Rab-Eye wrote:
On the last supermoon of 2017, I dropped my D500 on concrete, although I suppose that has nothing to do with this post, other than now that I have it back, I really want to nail some images of the upcoming supermoon, so I have done some practicing. These were shot with my D300s, but I do not see any way that would be causing my problems.
I want images that show detail in the supermoon and also some foreground detail. Without the foreground, you have no perspective showing the special look of the supermoon.
Please take the following into account:
1. These were shot at ISO 1600 and ISO 800. I will use a lower ISO for the actual event, but I was shooting handheld in these practice shotes, and I d not think my issues were caused by the high ISO settings, because I never maxed out my shutter speed.
2. These images are not sharp. I will be using a tripod for the actual supermoon.
3. These are raw images, but I did not process them at all. I only exported them to JPEG to post here.

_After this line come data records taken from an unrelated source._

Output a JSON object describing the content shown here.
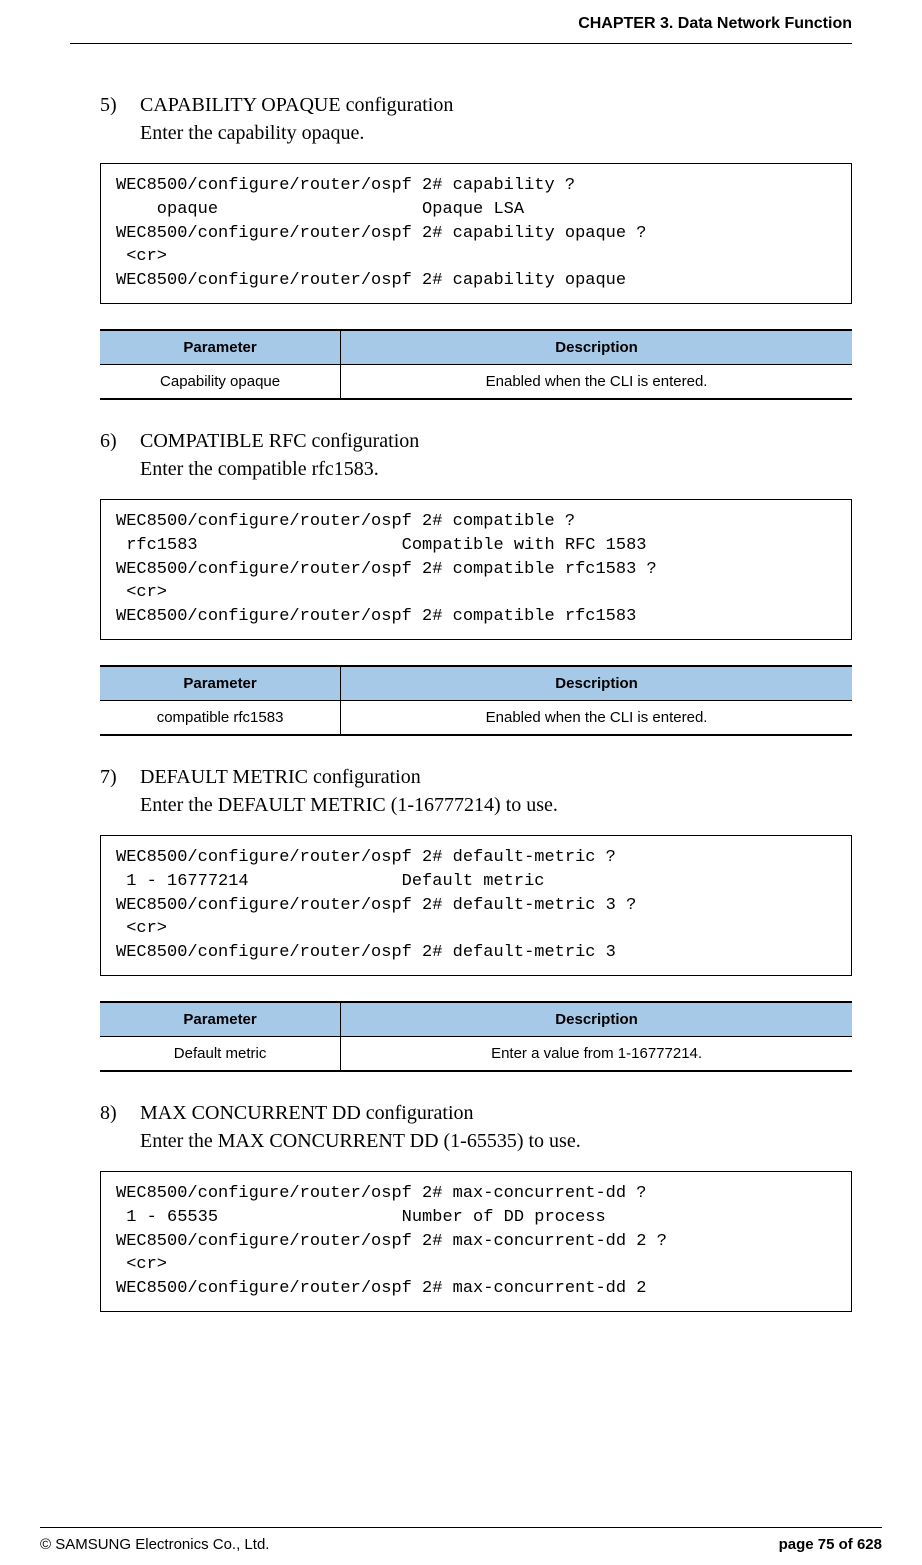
{
  "header": {
    "title": "CHAPTER 3. Data Network Function"
  },
  "sections": [
    {
      "number": "5)",
      "title": "CAPABILITY OPAQUE configuration",
      "desc": "Enter the capability opaque.",
      "code": "WEC8500/configure/router/ospf 2# capability ?\n    opaque                    Opaque LSA\nWEC8500/configure/router/ospf 2# capability opaque ?\n <cr>\nWEC8500/configure/router/ospf 2# capability opaque",
      "table": {
        "headers": [
          "Parameter",
          "Description"
        ],
        "rows": [
          [
            "Capability opaque",
            "Enabled when the CLI is entered."
          ]
        ]
      }
    },
    {
      "number": "6)",
      "title": "COMPATIBLE RFC configuration",
      "desc": "Enter the compatible rfc1583.",
      "code": "WEC8500/configure/router/ospf 2# compatible ?\n rfc1583                    Compatible with RFC 1583\nWEC8500/configure/router/ospf 2# compatible rfc1583 ?\n <cr>\nWEC8500/configure/router/ospf 2# compatible rfc1583",
      "table": {
        "headers": [
          "Parameter",
          "Description"
        ],
        "rows": [
          [
            "compatible rfc1583",
            "Enabled when the CLI is entered."
          ]
        ]
      }
    },
    {
      "number": "7)",
      "title": "DEFAULT METRIC configuration",
      "desc": "Enter the DEFAULT METRIC (1-16777214) to use.",
      "code": "WEC8500/configure/router/ospf 2# default-metric ?\n 1 - 16777214               Default metric\nWEC8500/configure/router/ospf 2# default-metric 3 ?\n <cr>\nWEC8500/configure/router/ospf 2# default-metric 3",
      "table": {
        "headers": [
          "Parameter",
          "Description"
        ],
        "rows": [
          [
            "Default metric",
            "Enter a value from 1-16777214."
          ]
        ]
      }
    },
    {
      "number": "8)",
      "title": "MAX CONCURRENT DD configuration",
      "desc": "Enter the MAX CONCURRENT DD (1-65535) to use.",
      "code": "WEC8500/configure/router/ospf 2# max-concurrent-dd ?\n 1 - 65535                  Number of DD process\nWEC8500/configure/router/ospf 2# max-concurrent-dd 2 ?\n <cr>\nWEC8500/configure/router/ospf 2# max-concurrent-dd 2",
      "table": null
    }
  ],
  "footer": {
    "left": "© SAMSUNG Electronics Co., Ltd.",
    "right": "page 75 of 628"
  }
}
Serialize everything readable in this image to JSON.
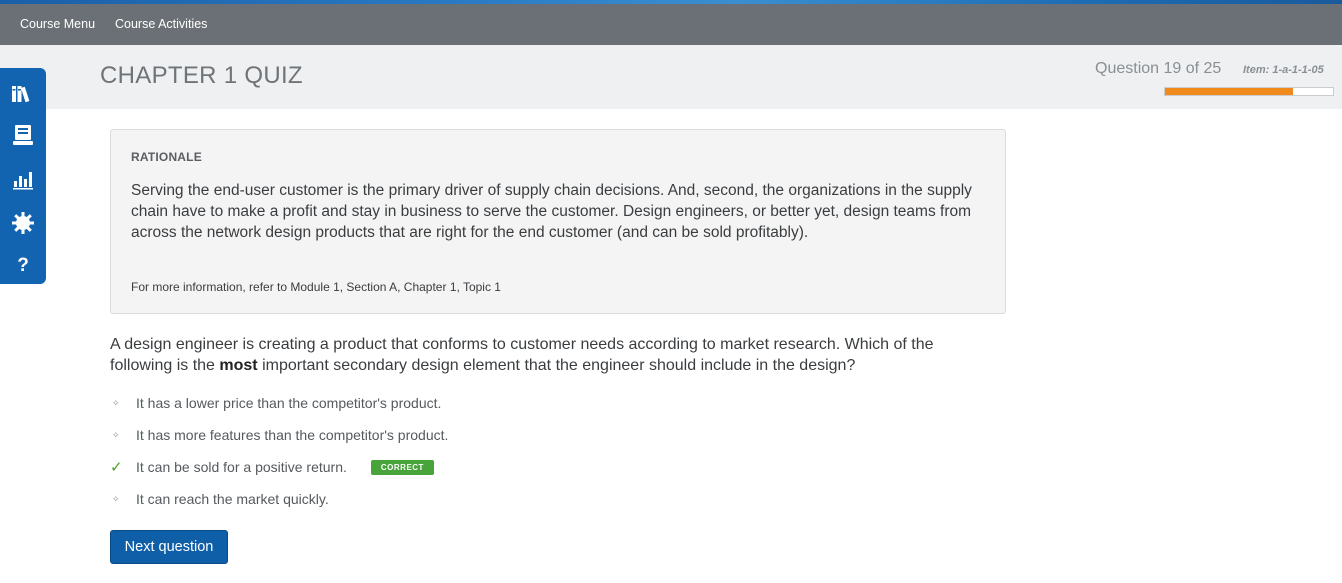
{
  "navbar": {
    "course_menu": "Course Menu",
    "course_activities": "Course Activities"
  },
  "header": {
    "title": "CHAPTER 1 QUIZ",
    "question_counter": "Question 19 of 25",
    "item_id": "Item: 1-a-1-1-05",
    "progress_fraction": 0.76
  },
  "toolbar": {
    "icons": [
      "library-icon",
      "notebook-icon",
      "bar-chart-icon",
      "settings-gear-icon",
      "help-icon"
    ]
  },
  "rationale": {
    "heading": "RATIONALE",
    "text": "Serving the end-user customer is the primary driver of supply chain decisions. And, second, the organizations in the supply chain have to make a profit and stay in business to serve the customer. Design engineers, or better yet, design teams from across the network design products that are right for the end customer (and can be sold profitably).",
    "reference": "For more information, refer to Module 1, Section A, Chapter 1, Topic 1"
  },
  "question": {
    "text_before": "A design engineer is creating a product that conforms to customer needs according to market research. Which of the following is the ",
    "emphasis": "most",
    "text_after": " important secondary design element that the engineer should include in the design?"
  },
  "answers": [
    {
      "text": "It has a lower price than the competitor's product.",
      "correct": false
    },
    {
      "text": "It has more features than the competitor's product.",
      "correct": false
    },
    {
      "text": "It can be sold for a positive return.",
      "correct": true
    },
    {
      "text": "It can reach the market quickly.",
      "correct": false
    }
  ],
  "correct_badge": "CORRECT",
  "bullet_glyph": "✧",
  "check_glyph": "✓",
  "next_button": "Next question",
  "colors": {
    "navbar": "#6b7076",
    "accent_blue": "#1264b0",
    "progress_orange": "#f08a1d",
    "correct_green": "#47a33a"
  }
}
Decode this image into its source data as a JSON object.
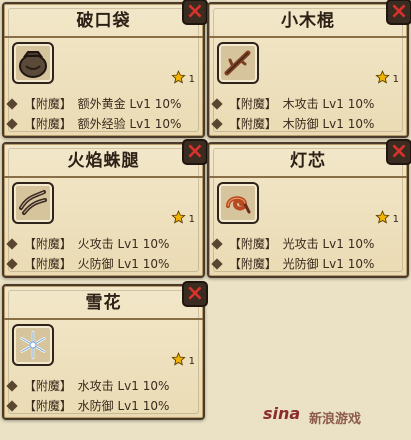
{
  "cards": [
    {
      "title": "破口袋",
      "level": "1",
      "rows": [
        {
          "tag": "【附魔】",
          "desc": "额外黄金 Lv1 10%"
        },
        {
          "tag": "【附魔】",
          "desc": "额外经验 Lv1 10%"
        }
      ],
      "icon": "bag-icon"
    },
    {
      "title": "小木棍",
      "level": "1",
      "rows": [
        {
          "tag": "【附魔】",
          "desc": "木攻击 Lv1 10%"
        },
        {
          "tag": "【附魔】",
          "desc": "木防御 Lv1 10%"
        }
      ],
      "icon": "stick-icon"
    },
    {
      "title": "火焰蛛腿",
      "level": "1",
      "rows": [
        {
          "tag": "【附魔】",
          "desc": "火攻击 Lv1 10%"
        },
        {
          "tag": "【附魔】",
          "desc": "火防御 Lv1 10%"
        }
      ],
      "icon": "spider-leg-icon"
    },
    {
      "title": "灯芯",
      "level": "1",
      "rows": [
        {
          "tag": "【附魔】",
          "desc": "光攻击 Lv1 10%"
        },
        {
          "tag": "【附魔】",
          "desc": "光防御 Lv1 10%"
        }
      ],
      "icon": "wick-icon"
    },
    {
      "title": "雪花",
      "level": "1",
      "rows": [
        {
          "tag": "【附魔】",
          "desc": "水攻击 Lv1 10%"
        },
        {
          "tag": "【附魔】",
          "desc": "水防御 Lv1 10%"
        }
      ],
      "icon": "snowflake-icon"
    }
  ],
  "watermark": {
    "logo": "sina",
    "text": "新浪游戏"
  },
  "colors": {
    "parchment": "#eadbb4",
    "border": "#4b3a2a",
    "close_x": "#d8322c",
    "star": "#f0b400"
  }
}
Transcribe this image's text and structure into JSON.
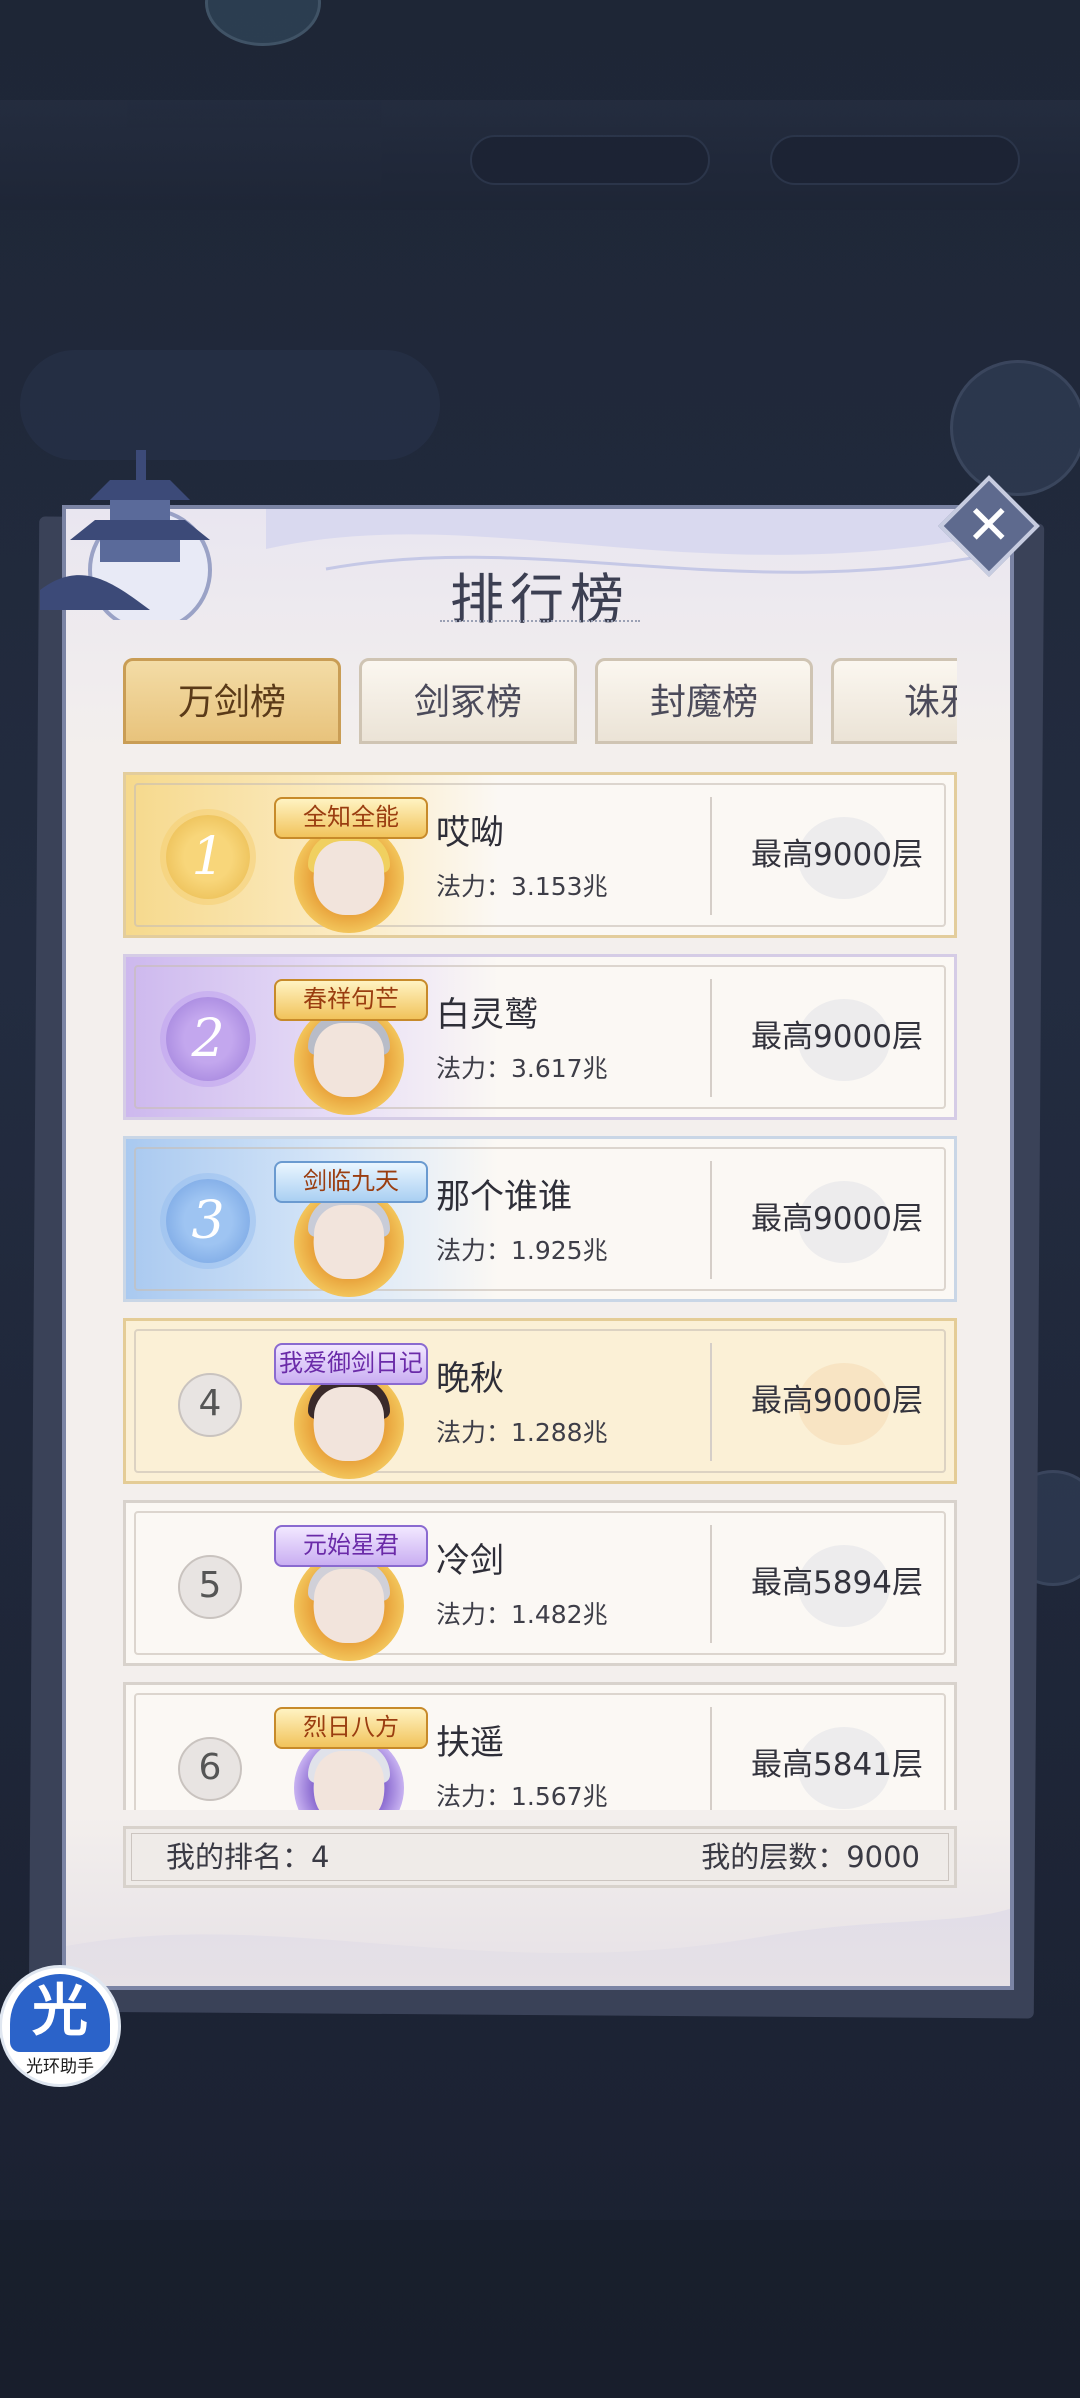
{
  "modal": {
    "title": "排行榜",
    "close_symbol": "✕"
  },
  "tabs": [
    {
      "label": "万剑榜",
      "active": true
    },
    {
      "label": "剑冢榜",
      "active": false
    },
    {
      "label": "封魔榜",
      "active": false
    },
    {
      "label": "诛邪",
      "active": false
    }
  ],
  "ranking": [
    {
      "rank": "1",
      "name": "哎呦",
      "title_badge": "全知全能",
      "power": "法力：3.153兆",
      "record": "最高9000层"
    },
    {
      "rank": "2",
      "name": "白灵鹫",
      "title_badge": "春祥句芒",
      "power": "法力：3.617兆",
      "record": "最高9000层"
    },
    {
      "rank": "3",
      "name": "那个谁谁",
      "title_badge": "剑临九天",
      "power": "法力：1.925兆",
      "record": "最高9000层"
    },
    {
      "rank": "4",
      "name": "晚秋",
      "title_badge": "我爱御剑日记",
      "power": "法力：1.288兆",
      "record": "最高9000层"
    },
    {
      "rank": "5",
      "name": "冷剑",
      "title_badge": "元始星君",
      "power": "法力：1.482兆",
      "record": "最高5894层"
    },
    {
      "rank": "6",
      "name": "扶遥",
      "title_badge": "烈日八方",
      "power": "法力：1.567兆",
      "record": "最高5841层"
    }
  ],
  "my_status": {
    "rank_text": "我的排名：4",
    "floor_text": "我的层数：9000"
  },
  "assistant": {
    "glyph": "光",
    "label": "光环助手"
  },
  "colors": {
    "gold": "#f1c35b",
    "purple": "#9a7ad8",
    "blue": "#6f9ee0",
    "accent_blue": "#2b63c9"
  }
}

My problem is any image with even a trace of foreground has the moon blown out, and anything that shows any detail in the moon is otherwise black. How can I achieve my goal of getting the detail in the moon without losing all of the foreground? I would greatly appreciate advice!
So here is what I have:
On the last supermoon of 2017, I dropped my D500 o... (
show quote)
Please remember that the moon is 100% reflected light from the sun... so it is approximately 50% as bright as the sun. So the Moony 11 rule is a very good starting point... F11, ISO 100 and 1/100th second as a starting point. when you set your ISO to 800 of 1600, you are actually blowing out your shot. If you use your meter it will see all of the black in the view finder and average that into the calculation... and it will always blow out your image... just try the above settings and you will be within 1 stop at most from a great image.